Grubun terör örgütü olarak adlandırılmasına verilen tepkiler Suriye’deki Esad karşıtı gruplar arasında ivme kazanıyor. Yeni bir koalisyonun yerini aldığı Suriye Ulusal Konseyi de bu adlandırmaya karşı çıktı. Muhalefetin siyasetinde halen önemli bir nüfuzu olan Konsey, Suriye’deki gerçek terörün, rejimin kıyımları olduğunu belirtti. Suriye Müslüman Kardeşleri de grubun terör örgütü olarak adlandırılmasını “çok yanlış” buldu. Hür Suriye Ordusunun başına atanan Tuğgeneral Salim İdris Nusret Cephesinin terör örgütü olmadığını söyledi ve çabalarını “genç, eğitimli Suriyelilerle” yürüttüğünü belirtti.
Suriyeliler Nusret Cephesiyle dayanışma içinde olduklarını vurgulamak amacıyla sokaklara çıkmayı planlıyorlar. Eşgüdüm komiteleri ve ayaklanmacı taburlarından oluşan bir koalisyon Cuma günü “Amerikan müdahalesine hayır – hepimiz Nusret Cephesindeniz” sloganı altında gösteri düzenlenmesi çağrısında bulundu. Çağrıda 29 imza bulunuyordu fakat şu an 100’den fazla imza var.
ABD açısından daha üzücü olanı ise Nusret Cephesinin yerel hizmetler sunduğuna dair işaretlerin olmasıdır. Terör grubu adlandırması, Amerika’nın bu grubu tecrit etme azmine işaret ederken, grubun cephedeki kahramanları ve Suriye halkının temel ihtiyaçlarını karşılamak için gösterdiği çaba, sosyal dokunun parçası haline geldiğine işaret ediyor olabilir.
Nusret Cephesinin sosyal hizmetler verdiğine dair ilk görüntüler "Fulfillment of the Vow #2 başlığı altında 19 Ağustos’ta yayınlanmıştı. Görüntü, gruba bağlı Yardım Komitesini (Lajna al-Ighatha) Dar el Zor kırsalında gıda dağıtırken gösteriyor. Kısa bir sür önce de, Suriyeli haber sitesi al-Zaman al-Wasl haberine göre, Halep’te kıtlık çıkması üzerine 20.000 ekmek dağıttı. Ağustos 2011 yılında kurulan Halep’teki Koordinasyon Konseyi, uzun süreli elektrik kesintilerinden sonra Nusret Cephesinin hastanelerdeki jeneratörlerin çalışması için varillerce yakıt sağladığını kaydetti.
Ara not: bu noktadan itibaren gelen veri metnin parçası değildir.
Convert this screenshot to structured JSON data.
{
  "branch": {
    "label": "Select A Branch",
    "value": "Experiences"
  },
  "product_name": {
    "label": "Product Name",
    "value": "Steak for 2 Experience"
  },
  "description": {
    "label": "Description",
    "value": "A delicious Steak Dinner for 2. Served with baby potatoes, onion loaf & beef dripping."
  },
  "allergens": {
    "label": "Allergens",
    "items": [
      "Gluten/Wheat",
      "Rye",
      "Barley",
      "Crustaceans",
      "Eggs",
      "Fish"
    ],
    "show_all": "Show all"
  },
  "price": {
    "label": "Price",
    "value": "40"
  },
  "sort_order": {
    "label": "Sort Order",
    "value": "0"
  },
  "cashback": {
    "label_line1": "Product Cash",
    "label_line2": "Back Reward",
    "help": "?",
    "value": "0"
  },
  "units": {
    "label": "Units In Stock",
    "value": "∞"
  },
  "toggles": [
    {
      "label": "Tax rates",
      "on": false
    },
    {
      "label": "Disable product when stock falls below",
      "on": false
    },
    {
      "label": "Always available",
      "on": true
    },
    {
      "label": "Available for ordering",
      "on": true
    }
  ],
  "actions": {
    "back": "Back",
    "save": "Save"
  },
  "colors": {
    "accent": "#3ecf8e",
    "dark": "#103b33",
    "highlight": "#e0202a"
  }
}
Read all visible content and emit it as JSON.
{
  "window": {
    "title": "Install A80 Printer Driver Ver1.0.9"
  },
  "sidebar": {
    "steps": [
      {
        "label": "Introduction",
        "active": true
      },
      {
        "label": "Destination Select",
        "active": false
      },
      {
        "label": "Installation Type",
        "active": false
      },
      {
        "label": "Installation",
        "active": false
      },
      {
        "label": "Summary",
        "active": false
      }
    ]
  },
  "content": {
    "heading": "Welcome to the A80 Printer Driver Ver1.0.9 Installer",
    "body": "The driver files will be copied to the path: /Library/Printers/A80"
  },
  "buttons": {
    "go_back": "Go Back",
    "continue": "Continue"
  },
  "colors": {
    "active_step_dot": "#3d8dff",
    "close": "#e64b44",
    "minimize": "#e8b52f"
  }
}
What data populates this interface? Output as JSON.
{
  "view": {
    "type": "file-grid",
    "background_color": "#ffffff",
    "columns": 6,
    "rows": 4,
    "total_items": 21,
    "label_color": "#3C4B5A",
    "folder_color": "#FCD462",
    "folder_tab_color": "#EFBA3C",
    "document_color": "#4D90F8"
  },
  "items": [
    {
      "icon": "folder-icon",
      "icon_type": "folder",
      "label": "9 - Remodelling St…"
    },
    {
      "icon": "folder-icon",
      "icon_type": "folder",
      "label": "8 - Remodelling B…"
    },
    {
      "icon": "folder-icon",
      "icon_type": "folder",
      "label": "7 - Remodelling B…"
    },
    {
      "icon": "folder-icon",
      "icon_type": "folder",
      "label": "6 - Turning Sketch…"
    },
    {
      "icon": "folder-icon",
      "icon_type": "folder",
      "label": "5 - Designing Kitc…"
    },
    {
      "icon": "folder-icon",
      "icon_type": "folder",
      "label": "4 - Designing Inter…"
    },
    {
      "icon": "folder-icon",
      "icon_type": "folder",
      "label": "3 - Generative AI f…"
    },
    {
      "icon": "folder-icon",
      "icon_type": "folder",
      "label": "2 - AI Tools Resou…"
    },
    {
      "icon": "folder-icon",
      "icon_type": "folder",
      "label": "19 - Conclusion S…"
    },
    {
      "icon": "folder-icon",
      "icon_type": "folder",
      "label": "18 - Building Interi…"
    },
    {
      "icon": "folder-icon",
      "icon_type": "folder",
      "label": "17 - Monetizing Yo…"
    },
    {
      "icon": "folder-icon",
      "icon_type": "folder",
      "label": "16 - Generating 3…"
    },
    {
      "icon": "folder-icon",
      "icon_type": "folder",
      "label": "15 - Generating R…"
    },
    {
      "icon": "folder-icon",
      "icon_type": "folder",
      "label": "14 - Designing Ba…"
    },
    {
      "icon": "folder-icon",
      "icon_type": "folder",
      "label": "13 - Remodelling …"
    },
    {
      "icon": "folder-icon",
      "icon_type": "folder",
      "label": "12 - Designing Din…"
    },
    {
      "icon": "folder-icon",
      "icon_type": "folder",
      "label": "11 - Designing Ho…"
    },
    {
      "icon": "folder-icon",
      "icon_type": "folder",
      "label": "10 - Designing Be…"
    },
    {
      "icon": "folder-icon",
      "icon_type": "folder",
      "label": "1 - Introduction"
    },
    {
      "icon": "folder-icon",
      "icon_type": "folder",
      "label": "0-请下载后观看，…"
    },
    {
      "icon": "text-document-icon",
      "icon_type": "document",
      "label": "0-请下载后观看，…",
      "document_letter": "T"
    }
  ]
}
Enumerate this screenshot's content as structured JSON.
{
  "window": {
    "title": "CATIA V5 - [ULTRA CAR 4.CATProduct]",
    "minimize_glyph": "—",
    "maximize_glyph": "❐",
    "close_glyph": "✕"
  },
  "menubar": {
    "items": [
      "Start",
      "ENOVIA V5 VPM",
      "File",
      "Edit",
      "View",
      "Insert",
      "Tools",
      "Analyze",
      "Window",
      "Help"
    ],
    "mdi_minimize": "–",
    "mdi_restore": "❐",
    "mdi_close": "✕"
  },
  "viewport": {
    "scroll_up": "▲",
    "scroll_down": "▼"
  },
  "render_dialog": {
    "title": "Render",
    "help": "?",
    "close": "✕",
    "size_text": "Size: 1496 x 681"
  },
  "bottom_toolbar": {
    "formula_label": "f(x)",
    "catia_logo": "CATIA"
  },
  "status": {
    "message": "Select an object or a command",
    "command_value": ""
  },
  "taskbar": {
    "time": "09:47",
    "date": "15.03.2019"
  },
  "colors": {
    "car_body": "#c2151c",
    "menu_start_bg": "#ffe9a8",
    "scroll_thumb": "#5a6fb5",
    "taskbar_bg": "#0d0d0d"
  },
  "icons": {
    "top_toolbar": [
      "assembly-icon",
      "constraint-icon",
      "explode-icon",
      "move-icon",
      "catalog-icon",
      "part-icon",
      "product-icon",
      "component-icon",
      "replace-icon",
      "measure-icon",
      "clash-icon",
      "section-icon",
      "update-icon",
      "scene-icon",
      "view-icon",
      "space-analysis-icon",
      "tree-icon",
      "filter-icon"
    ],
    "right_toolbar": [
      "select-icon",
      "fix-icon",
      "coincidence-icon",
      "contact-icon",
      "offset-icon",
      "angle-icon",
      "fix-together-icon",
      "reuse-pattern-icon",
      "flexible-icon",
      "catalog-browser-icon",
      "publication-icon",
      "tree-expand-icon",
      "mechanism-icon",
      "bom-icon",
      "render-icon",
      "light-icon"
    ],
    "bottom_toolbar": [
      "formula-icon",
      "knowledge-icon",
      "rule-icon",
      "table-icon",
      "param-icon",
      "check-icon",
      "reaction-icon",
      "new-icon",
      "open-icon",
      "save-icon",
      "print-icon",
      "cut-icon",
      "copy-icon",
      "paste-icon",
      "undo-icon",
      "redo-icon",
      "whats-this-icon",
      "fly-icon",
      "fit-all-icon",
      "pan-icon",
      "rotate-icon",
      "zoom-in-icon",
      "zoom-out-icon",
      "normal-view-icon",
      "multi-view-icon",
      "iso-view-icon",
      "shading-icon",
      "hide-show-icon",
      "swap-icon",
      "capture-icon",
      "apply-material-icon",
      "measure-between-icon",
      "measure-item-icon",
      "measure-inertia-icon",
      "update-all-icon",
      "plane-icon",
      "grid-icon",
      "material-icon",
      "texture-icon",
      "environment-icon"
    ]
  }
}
Bugün yapılan bir konferans çağrısında, Amerikalı bir yetkili grubun terör örgütü olarak adlandırılmasını “Nusret Cephesini ifşa edip Esad sonrasında grubun ideolojine yer olmadığını açık etme” amaçlı olduğunu söylüyordu. Bunu yapmayı bugün becerirse, söz konusu karar doğru bir karar olabilir. Fakat muhalefetin pek çok kesiminden gelen yoğun tepkilere bakınca, Beyaz Saray Suriye halkını yanında olduğunu gösteren çabalara adanmalıdır ve Esad’ın yakıp yıkma politikalarından etkilenen bölgelere insani yardımla iktifa etmeyip yeni Suriye koalisyonunu tanıyarak ve ılımlı ayaklanmacı gruplara silah sağlayarak yapmalıdır bunu.
Esad rejiminin düştüğü günden sonra tüm Suriyeli gruplar, ülkenin geleceğine dair kendi vizyonlarını icra etme mücadelesine girecekler; laik, liberal veya hatta “ılımlı” İslamcılar, Nusret Cephesi gibi radikallerle tastamam anlaşmazlık içine düşecekler. Nusret Cephesine terör örgütü ünvanının verilmesi, bu aşırıların desteğinin uzun vadede çöküntüye uğramasını; ve Suriyelilerin Esad rejimini cihatçıların yönettiği bir toplumla takas etmemelerini sağlama yönünde kesintisiz olarak sürmesi gereken bir çabanın sadece ilk adımıdır.